Wspaniałe, 107. urodziny Leona Kalety z Sobowic
Wspaniałe, 107. urodziny Leona Kalety z Sobowic [WIDEO, zdjęcia]
sem
1 lutego 2019 19:11
©Krzysztof KrogulecLeon Kaleta z Sobowic to najstarszy mężczyzna w naszym województwie. Spotkanie z okazji urodzin Leona Kalety zorganizowano w jego rodzinnej miejscowości w Sobowicach, w remizie tamtejszej jednostki Ochotniczej Straży Pożarnej.
Uroczystości rozpoczęto od życzeń dla jubilata. Kwiaty i upominki wręczyli między innymi wicewojewoda świętokrzyski Bartłomiej Dorywalski, starosta jędrzejowski Paweł Faryna, wicestarosta Maria Barańska, wójt gminy Imielno Zbigniew Huk, pułkownik Jarosław Molisak, pułkownik Tomasz Śnieć oraz podpułkownik Tomasz Kokociński.
Wśród prezentów jakie wręczono jubilatowi na szczególną uwagę zasługuje tablica na której umieszczono drzewo genealogiczne rodziny Leona Kalety, rozpoczynające się od jego rodziców jubilata.
-Na pomysł stworzenia drzewa genealogicznego wpadłem razem z tatą w listopadzie – mówił jej twórca Wit Kaleta, wnuk brata Leona Kalety.
Wszystkich przybyłych przywitał także sam jubilat.
– Dziękuję za przybycie i za to, że doceniacie moje długie życie. Młodość poświęciłem dla Polski. Cieszę się, że teraz zrobiła się taka ładna. Wszędzie gdzie się nie ruszy jest tak pięknie – mówił Leon Kaleta.
Następnie wszyscy zasiedli do wspólnego posiłku. Nie mogło także zabraknąć tortu urodzinowego oraz symbolicznego odśpiewania “200 lat”.
Trzeba przyznać, że jak na swój sędziwy wiek nasz jubilat jest w godnej podziwu formie zarówno fizycznej jak i umysłowej. Jedną z jego pasji jest czytanie, zwłaszcza bliska jest mu twórczość Józefa Ignacego Kraszewskiego.
Choć na co dzień Leonem Kaletą opiekuje się Beata Miernicka, małżonka Mirosława Miernickiego, jednego z wnuków jubilata, to jak udało nam się dowiedzieć jest on osobą bardzo aktywną. Świadczy o tym choćby fakt, że hoduje kury, których sam dogląda. Swoją formę zawdzięcza również spacerom. Ponadto jak wyjawił nam jeden z wnuków jubilata, ten regularnie co roku na jesieni, w trosce o swoje zdrowie, szczepi się. Z pewnością dodatkowy zastrzyk energii stanowi codzienna popołudniowa drzemka, której oddaje się nasz jubilat.
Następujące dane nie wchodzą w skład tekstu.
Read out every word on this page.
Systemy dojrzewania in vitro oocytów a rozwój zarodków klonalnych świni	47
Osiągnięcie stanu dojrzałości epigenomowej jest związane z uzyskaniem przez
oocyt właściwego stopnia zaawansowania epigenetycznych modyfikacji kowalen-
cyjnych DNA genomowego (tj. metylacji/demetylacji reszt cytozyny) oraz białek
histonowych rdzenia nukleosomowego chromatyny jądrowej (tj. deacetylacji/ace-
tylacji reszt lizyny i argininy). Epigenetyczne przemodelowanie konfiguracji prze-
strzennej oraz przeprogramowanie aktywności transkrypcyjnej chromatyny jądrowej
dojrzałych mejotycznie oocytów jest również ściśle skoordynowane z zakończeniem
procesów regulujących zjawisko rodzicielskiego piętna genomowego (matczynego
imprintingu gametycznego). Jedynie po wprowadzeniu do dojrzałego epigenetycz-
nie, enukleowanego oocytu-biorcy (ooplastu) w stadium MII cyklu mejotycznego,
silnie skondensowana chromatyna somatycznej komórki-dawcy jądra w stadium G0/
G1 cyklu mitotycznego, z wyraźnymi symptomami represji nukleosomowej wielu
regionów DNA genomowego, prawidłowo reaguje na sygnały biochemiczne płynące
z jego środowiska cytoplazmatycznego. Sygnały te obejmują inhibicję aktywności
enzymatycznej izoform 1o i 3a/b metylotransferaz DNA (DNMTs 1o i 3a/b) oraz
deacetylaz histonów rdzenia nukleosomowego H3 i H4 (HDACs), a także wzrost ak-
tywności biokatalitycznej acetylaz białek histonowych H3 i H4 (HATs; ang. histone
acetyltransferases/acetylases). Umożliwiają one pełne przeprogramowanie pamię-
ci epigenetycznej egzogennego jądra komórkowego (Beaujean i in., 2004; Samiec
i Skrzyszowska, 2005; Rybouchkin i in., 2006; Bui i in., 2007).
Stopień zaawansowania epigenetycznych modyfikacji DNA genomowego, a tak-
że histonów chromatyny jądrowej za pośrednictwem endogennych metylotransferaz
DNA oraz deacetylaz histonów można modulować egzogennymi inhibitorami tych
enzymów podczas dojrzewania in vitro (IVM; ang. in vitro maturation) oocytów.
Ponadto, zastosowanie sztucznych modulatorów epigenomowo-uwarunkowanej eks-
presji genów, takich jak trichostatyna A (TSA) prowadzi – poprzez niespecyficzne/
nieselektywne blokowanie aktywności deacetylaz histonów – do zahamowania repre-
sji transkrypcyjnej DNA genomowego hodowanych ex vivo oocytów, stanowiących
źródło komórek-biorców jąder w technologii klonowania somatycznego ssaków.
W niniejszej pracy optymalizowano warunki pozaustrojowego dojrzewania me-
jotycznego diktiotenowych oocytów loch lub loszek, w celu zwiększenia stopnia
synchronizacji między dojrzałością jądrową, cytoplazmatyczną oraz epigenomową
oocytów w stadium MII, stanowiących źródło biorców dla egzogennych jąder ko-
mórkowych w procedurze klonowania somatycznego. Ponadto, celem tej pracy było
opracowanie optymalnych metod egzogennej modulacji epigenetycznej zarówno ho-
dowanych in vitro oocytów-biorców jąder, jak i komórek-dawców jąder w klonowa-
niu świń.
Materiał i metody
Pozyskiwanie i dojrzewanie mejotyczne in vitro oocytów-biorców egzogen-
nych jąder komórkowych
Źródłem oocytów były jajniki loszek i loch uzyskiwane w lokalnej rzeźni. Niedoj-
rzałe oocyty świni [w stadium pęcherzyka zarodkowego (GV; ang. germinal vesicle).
Przypomnijmy Leon Kaleta urodził się 1 lutego 1912 roku. Przeżył dwie wojny światowe. Podczas kampanii wrześniowej służył jako żołnierz 4 Pułku Piechoty Legionów w Kielcach, później Batalionów Chłopskich i Armii Krajowej.
Po wojnie włączył się do odbudowy kraju ze zniszczeń wojennych. Wstąpił do Polskiego Stronnictwa Ludowego. Prężnie działał na rzecz rodzinnej miejscowości. Był współzałożycielem komitetu organizacyjnego, który doprowadził do założenia elektryczności w Sobowicach.
Między innymi dzięki jego staraniom wybudowano powiecie pierwszą szkołę tysiąclecia, zbudowano most na rzece Nida, osuszono łąki i uregulowano rzekę Nida, zbudowano drogę i Dom Strażaka, w którym mieści się sklep, sala taneczna, jadalnia i kuchnię. Brał udział we wszystkich akcjach społecznych i komitetach.
W uznaniu zasług w 2015 roku otrzymał akt mianowania na stopień porucznika, z kolei w roku ubiegłym został mianowany na stopień kapitana .
Oto co odpowiedział Leon Kaleta na pytanie o długowieczność.
– Jedziecie do biura do pracy. Przyjeżdżacie z pracy. Siadacie znowu przy komputerze czy telewizorze. Niestety tak dużo nie osiągniecie. Trzeba chodzić na piechotę. Wrócicie z pracy to nie siedzieć przy telewizorze, tylko znów jakieś zajęcie, ruch jakiś. Jak najwięcej ruchu. Tak samo odżywianie. Prosta żywność, nie przetwarzana i dużo chodzić. Dużo ruchu – mówił jubilat podczas swoich 107 urodzin.